April 22, 2025
By Meredith Claybourne
It’s been years, but I still think about her.
Senior year, our Spanish class went on a trip to Costa Rica. I shared a room with my best friend and a girl I didn’t know very well—Ellie. She was the kind of person you could easily overlook: soft-spoken, always reading, never interrupting. I don’t think I ever saw her speak unless someone asked her something directly.
And maybe that’s why we targeted her.
God, it makes me sick to write that now. We weren’t physical bullies, not the kind with bruises or yelling. We were worse—we smiled while we did it. We laughed at her, not with her. Made jokes about how quiet she was, how she dressed, how she clearly hadn’t “lived” like we had. We prodded her about her love life, asking questions we knew would embarrass her. My best friend and I shared stories from parties and hookups, exaggerated, of course, and watched her shrink into herself with every detail.
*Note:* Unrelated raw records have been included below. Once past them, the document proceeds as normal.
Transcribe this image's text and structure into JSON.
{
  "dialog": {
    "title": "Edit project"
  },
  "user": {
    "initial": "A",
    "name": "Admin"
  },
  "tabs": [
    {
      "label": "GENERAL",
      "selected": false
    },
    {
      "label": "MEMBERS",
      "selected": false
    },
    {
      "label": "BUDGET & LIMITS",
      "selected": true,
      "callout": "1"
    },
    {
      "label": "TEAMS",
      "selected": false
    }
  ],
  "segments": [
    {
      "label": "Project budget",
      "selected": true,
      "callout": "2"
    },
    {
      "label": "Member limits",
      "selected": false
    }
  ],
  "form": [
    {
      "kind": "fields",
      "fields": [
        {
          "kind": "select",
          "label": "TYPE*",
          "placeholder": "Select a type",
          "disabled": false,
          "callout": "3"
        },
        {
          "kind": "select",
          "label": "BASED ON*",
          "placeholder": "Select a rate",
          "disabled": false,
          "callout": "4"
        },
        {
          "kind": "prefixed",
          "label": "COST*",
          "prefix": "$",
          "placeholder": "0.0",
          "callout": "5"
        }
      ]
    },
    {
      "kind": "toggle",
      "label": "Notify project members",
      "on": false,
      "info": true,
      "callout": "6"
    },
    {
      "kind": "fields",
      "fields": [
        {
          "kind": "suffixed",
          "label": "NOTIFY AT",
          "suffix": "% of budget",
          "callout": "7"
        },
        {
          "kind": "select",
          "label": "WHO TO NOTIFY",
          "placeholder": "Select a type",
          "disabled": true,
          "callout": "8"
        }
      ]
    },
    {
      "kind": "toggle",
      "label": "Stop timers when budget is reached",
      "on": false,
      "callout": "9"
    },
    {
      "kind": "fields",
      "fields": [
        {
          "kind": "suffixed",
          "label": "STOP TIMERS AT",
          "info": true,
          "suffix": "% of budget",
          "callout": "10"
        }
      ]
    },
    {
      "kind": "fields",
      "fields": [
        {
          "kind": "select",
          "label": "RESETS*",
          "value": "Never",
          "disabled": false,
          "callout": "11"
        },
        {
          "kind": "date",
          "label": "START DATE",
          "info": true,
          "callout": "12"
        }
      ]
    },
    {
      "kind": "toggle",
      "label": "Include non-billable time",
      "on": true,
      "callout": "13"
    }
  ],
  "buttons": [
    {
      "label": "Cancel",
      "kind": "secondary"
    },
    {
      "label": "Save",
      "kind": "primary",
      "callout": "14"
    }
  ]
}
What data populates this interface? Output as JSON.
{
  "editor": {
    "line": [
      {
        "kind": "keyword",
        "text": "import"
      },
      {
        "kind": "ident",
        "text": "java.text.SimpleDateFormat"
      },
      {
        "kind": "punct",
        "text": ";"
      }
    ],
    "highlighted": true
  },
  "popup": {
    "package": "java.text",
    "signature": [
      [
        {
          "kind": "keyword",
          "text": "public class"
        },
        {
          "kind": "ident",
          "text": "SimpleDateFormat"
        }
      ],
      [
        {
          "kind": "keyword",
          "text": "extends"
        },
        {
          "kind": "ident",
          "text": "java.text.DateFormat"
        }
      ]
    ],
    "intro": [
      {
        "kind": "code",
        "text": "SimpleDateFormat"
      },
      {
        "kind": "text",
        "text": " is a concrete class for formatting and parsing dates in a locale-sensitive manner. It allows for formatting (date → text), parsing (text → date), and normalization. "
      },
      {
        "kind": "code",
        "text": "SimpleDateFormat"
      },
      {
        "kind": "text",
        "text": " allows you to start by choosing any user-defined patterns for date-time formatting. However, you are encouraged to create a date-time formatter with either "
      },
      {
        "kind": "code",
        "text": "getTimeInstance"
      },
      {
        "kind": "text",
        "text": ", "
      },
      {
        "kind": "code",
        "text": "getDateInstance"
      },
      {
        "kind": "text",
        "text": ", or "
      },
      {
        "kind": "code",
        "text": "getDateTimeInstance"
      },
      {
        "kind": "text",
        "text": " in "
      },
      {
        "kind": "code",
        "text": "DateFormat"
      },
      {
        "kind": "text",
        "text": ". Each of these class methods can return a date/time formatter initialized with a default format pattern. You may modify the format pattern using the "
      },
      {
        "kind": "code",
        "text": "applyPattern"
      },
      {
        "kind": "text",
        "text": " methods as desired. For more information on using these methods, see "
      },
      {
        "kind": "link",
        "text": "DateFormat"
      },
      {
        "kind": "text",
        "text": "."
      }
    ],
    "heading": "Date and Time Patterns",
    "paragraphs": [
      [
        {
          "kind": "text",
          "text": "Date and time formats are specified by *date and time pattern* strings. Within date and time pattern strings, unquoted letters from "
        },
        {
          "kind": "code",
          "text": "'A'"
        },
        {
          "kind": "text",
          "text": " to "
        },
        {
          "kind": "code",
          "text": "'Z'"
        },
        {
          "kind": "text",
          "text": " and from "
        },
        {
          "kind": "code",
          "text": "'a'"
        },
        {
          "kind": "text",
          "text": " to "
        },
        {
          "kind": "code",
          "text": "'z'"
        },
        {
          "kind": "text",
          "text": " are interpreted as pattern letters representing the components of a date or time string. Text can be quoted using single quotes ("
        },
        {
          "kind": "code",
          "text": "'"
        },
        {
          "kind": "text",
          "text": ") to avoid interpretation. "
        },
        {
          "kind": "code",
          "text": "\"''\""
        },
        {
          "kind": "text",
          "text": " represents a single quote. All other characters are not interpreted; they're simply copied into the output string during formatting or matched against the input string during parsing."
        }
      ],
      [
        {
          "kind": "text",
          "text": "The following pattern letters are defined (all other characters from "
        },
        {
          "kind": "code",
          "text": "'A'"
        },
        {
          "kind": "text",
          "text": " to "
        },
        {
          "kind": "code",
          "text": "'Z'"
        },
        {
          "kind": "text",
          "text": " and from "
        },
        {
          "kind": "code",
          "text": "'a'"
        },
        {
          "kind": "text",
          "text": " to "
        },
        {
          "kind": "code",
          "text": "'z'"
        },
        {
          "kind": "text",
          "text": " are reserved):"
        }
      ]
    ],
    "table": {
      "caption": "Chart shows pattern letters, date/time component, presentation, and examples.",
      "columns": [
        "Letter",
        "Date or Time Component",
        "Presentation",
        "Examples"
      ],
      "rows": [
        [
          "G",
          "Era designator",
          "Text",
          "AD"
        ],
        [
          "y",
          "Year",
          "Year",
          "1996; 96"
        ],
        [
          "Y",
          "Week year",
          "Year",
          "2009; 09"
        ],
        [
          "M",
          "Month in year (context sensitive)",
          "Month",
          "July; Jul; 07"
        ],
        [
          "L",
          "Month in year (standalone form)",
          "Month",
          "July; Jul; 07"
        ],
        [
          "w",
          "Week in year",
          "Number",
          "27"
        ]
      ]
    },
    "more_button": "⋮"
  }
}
I remember one night, the three of us were getting ready for dinner. The hotel room had one small bathroom. I was showering and she knocked, asking if she could just wash her hands. I said yes. And then, for some reason I still can’t explain, I told everyone later she’d tried to peek at me. Loudly. Jokingly. Like it was funny.
She cried. I pretended I didn’t notice.
A year later, I heard she’d taken her own life.
I don’t know if what we did pushed her there. I’ll never know. But I can’t stop thinking about that trip—about how small she looked when we laughed at her, about her quiet voice asking to use the sink, about how she cried on the last day.
I don’t want forgiveness. I just want to tell the truth. And maybe, finally, stop pretending that what we did was just a “joke.”
It wasn’t. It was cruelty. And it haunts me.